En Alsace, les minorités romanes, Orbey, Labaroche, val de Villé étaient désignées par le terme Welsch (Welche) Ce terme s'utilise encore en français "welche" ou en alsacien "Walsch/Welsch" pour désigner la langue romane de ces populations, ces populations elles-mêmes ou encore, souvent avec une nuance péjorative, pour désigner l'ensemble des francophones extérieurs à la région.
et donc le Walh de Walhengasse et Walch de la rue Walch seraient le même mot...
mais que viendraient faire les welches dans un nom de rue, à Rouffach ?
Voilà ce qui dit Sebastien Münster, cité par Georges BISCHOFF, en parlant de l’Alsace en 1544 : (traduction française Bâle 1552)

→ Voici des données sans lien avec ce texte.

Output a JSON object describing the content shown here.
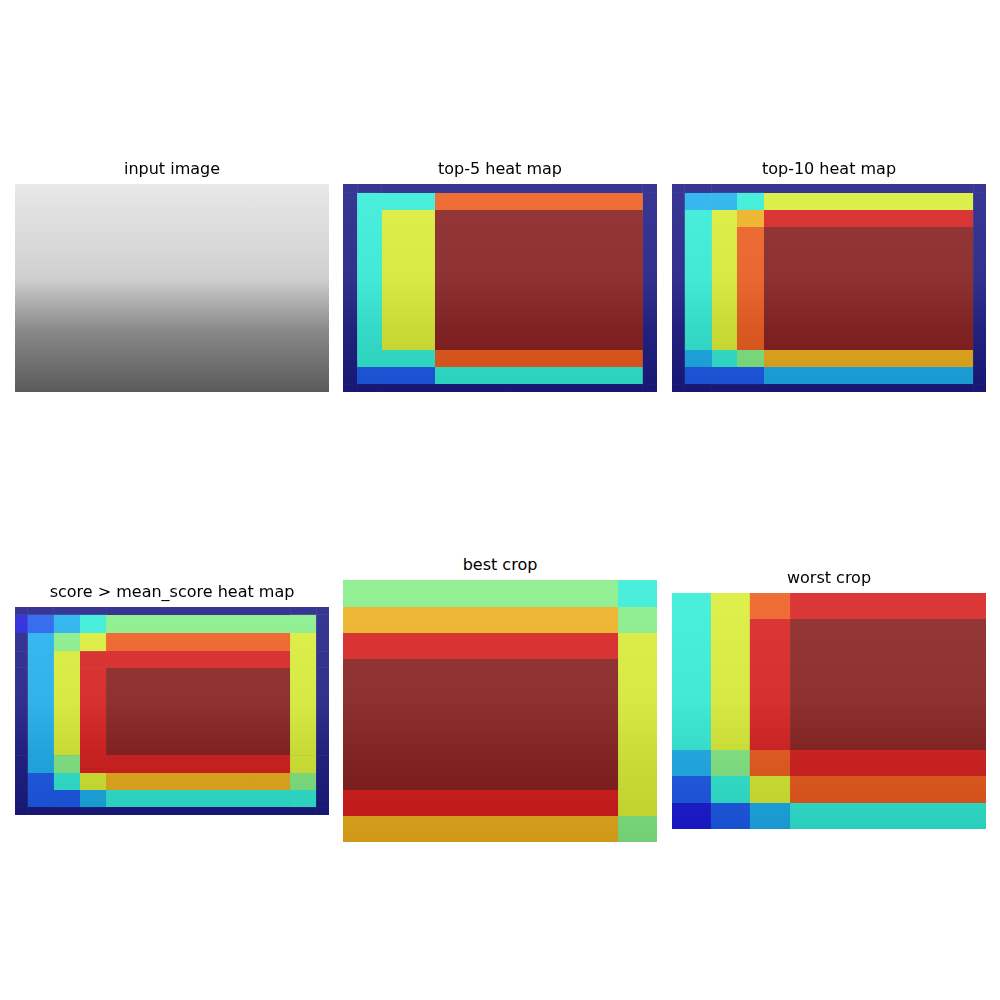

… il n’y a gueres de gentz natifz du pays qui y habitent, mais la plus grand parties sont estrangiers, à sçavoir Souabe, Bavariens, Savoisiens, Bourguignons et Lorrains : lesquelz quand ilz ont une fois gousté que c’est du pays, ilz n’en veulent iamais sortir, et sur touz les Souabes ayment bien a y faire leur nids…
Georges Bischoff ajoute :
…en juillet 1580 sur 2500 personnes présentes dans les auberges strasbourgeoises, pendant la foire d’été on compte 846 welsches. A Thann, ces welchen Kremer, venus essentiellement du versant lorrain ont quasiment le monopole du commerce…
et pourquoi Rouffach n’aurait-elle pas aussi ses welches?
On ne peut pas nier qu’il y a toujours eu à Rouffach un problème welche, les multiples articles les visant, figurant dans les règlements de l’évêque et du Magistrat l’attestent.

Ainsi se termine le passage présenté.